Bütün bu nedenlerden dolayı Süryani kültüründe kalben ve ruhen yapılan samimi ibadetlere ve ritüellere çok büyük önem atfedilir. Çünkü akıl-beden-kalp koordinasyonu ile yapılan ibadetlerin etkisi çok büyüktür. İnsan kendini ibadete veriyorsa, kalben, ruhen ve zihnen oradaysa ve o akışın içindeyse zaten bu ilahî bir irtibattır. Ancak uygun zihinsel durum sağlanmamışsa, amaç hâsıl olmaz ve doğru uygulama ve doğru aşama yakalanmaz. Çünkü varoluş hissinin oluşması için zihinsel olarak anda olmak, anda kalmak (yani dağılmamak, savrulmamak) çok önemlidir.
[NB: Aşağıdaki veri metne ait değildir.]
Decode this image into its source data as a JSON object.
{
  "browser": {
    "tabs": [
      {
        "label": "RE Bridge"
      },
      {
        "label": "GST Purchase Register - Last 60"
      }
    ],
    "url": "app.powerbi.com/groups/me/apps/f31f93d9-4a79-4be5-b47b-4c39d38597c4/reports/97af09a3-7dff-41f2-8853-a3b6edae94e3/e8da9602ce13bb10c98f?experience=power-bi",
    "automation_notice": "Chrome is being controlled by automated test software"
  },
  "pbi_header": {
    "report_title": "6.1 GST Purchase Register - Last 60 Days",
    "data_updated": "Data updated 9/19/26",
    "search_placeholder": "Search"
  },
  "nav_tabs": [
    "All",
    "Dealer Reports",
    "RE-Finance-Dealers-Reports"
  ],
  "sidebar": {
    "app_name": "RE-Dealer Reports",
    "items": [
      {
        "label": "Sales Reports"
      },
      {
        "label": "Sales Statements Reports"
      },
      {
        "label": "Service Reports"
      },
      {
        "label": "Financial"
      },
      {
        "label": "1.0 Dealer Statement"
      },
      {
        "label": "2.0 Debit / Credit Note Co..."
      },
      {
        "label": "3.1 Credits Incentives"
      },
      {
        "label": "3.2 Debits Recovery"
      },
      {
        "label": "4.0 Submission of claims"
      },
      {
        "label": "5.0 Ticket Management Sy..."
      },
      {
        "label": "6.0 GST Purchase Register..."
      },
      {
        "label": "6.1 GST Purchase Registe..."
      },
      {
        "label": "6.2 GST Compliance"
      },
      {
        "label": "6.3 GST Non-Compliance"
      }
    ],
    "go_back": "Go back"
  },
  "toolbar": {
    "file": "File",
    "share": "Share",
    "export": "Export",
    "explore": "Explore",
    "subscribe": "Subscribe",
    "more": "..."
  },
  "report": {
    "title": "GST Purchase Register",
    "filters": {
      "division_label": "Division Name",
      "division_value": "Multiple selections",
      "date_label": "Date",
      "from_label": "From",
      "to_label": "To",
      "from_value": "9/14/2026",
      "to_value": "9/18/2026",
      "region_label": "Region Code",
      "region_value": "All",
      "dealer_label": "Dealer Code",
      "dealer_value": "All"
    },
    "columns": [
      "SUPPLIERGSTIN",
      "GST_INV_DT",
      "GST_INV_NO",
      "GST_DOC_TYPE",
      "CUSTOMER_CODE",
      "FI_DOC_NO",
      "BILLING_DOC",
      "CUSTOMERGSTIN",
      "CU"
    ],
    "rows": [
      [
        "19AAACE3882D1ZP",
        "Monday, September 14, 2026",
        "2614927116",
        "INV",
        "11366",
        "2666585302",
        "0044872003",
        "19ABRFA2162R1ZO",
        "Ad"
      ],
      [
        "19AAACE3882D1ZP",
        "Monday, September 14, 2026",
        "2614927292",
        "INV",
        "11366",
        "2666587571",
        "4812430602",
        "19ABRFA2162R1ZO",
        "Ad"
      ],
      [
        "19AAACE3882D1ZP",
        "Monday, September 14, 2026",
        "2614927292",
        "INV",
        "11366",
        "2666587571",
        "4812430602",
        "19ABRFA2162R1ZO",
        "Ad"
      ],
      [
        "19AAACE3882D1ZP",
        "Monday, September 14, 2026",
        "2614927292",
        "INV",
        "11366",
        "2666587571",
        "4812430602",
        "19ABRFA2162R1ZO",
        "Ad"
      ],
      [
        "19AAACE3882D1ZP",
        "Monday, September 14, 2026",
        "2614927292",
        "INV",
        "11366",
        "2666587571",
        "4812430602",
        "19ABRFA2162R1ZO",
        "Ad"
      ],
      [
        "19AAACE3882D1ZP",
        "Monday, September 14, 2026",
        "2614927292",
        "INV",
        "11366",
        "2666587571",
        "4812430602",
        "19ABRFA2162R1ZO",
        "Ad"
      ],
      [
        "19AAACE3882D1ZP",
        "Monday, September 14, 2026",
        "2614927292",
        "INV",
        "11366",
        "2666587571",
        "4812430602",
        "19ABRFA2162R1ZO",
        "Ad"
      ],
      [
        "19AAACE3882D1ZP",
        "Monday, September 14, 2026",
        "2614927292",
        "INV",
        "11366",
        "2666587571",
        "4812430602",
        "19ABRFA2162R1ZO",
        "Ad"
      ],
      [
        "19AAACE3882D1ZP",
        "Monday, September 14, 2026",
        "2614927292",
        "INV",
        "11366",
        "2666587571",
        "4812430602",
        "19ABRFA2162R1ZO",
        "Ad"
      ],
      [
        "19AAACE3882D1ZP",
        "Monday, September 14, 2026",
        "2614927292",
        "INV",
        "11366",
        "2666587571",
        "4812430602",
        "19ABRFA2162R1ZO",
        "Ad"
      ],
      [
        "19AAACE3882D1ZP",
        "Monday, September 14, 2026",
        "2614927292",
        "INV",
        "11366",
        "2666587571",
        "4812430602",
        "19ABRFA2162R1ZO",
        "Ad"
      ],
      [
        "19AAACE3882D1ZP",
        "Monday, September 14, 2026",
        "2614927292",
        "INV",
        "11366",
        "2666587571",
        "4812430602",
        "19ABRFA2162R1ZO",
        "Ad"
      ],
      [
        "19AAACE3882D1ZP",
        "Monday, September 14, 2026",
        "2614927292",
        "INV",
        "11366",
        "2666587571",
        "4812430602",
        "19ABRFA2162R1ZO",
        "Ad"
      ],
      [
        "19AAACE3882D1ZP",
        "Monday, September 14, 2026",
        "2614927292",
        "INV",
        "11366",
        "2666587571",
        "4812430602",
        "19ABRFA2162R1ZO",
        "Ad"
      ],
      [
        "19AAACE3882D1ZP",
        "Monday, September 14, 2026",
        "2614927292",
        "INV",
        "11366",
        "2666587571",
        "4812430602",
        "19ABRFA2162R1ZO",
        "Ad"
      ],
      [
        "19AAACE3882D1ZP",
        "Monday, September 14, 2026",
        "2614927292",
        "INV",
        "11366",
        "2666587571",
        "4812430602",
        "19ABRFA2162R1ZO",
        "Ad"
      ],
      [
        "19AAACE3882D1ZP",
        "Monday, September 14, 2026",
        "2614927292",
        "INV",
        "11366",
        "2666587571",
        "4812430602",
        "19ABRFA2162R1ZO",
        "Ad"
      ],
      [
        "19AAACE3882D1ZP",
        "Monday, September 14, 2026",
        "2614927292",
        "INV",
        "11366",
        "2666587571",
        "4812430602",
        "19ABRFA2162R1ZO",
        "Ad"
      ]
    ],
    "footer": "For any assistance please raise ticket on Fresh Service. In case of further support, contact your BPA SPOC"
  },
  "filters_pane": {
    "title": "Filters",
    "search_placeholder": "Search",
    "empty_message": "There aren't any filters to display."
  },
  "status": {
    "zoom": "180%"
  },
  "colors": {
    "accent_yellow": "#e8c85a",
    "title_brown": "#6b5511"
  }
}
Dolayısıyla yapılan bütün işlerde zihinsel hazırlık ve o anda olmak gerekli ve önceliklidir. Anda saklı olan varoluşun coşkusu başka türlü yakalanmaz. Ruha gerekli şifayı vermez. Nitekim batıya da önemli etkileri olan ve uzak doğu kültürlerinden türeyen meditasyon kavramı, esasen insana anda var olmayı öğretmekten başka bir şey değildir.
Özdeşleştiği sınır(lama)lardan ya da yetersizliklerden kurtulmak isteyen kişi, ruhanî ritüellerin anlam ve gücüne muhakkak kavuşmalıdır. Bu da ruhun yönetiminde farkındalık yüklü samimi iman, sevgi, şefkat, gayret ve disiplin demektir.
Yusuf Beğtaş
[1] «ܟܿܠܗܶܝܢ ܐܰܝܠܶܝܢ ܕܰܒܥ̈ܕܬܐ ܕܐܠܗܐ ܡܶܫܬܰܡ̈ܠܝܳܢ ܘܡܶܬܦ̈ܠܚܳܢ܆ ܠܘܳܬ ܚܰܕ ܫܘܼܠܳܡܳܐ ܚܳܝܪ̈ܳܢ. ܠܘܳܬ ܬܘܼܪܨܳܐ ܕܝܼܠܰܢ܆ ܘܰܠܘܳܬ ܡܶܬܩܰܪܒܳܢܘܼܬܐ ܕܨܶܝܕ ܗܳܠܶܝܢ ܕܰܡܝܰܬܪ̈ܳܢ܆ ܘܰܠܘܳܬ ܫܘܼܘܫܳܛܐ ܕܰܠܪܰܘܡܳܐ. ܐܳܦܶܢ ܥܐܕܳܐ ܬܐܡܰܪ. ܐܳܦܶܢ ܨܰܘܡܳܐ܆ ܐܳܦܶܢ ܡܶܕܶܡ ܐ̱ܚܪܺܢܳܐ ܡܼܶܢ ܗܳܠܶܝܢ ܕܕܐܰܝܟ ܗܳܟܰܢ.» ܡܪܝ ܣܘܪܝܘܤ ܕܐܢܛܝܘܟܝܐ (459-533(
[2] Tekerrürün güzelliği ve zihin açıcılığı ve bunun da mana dünyasına tekrar tekrar yansımasının büyük faydaları vardır.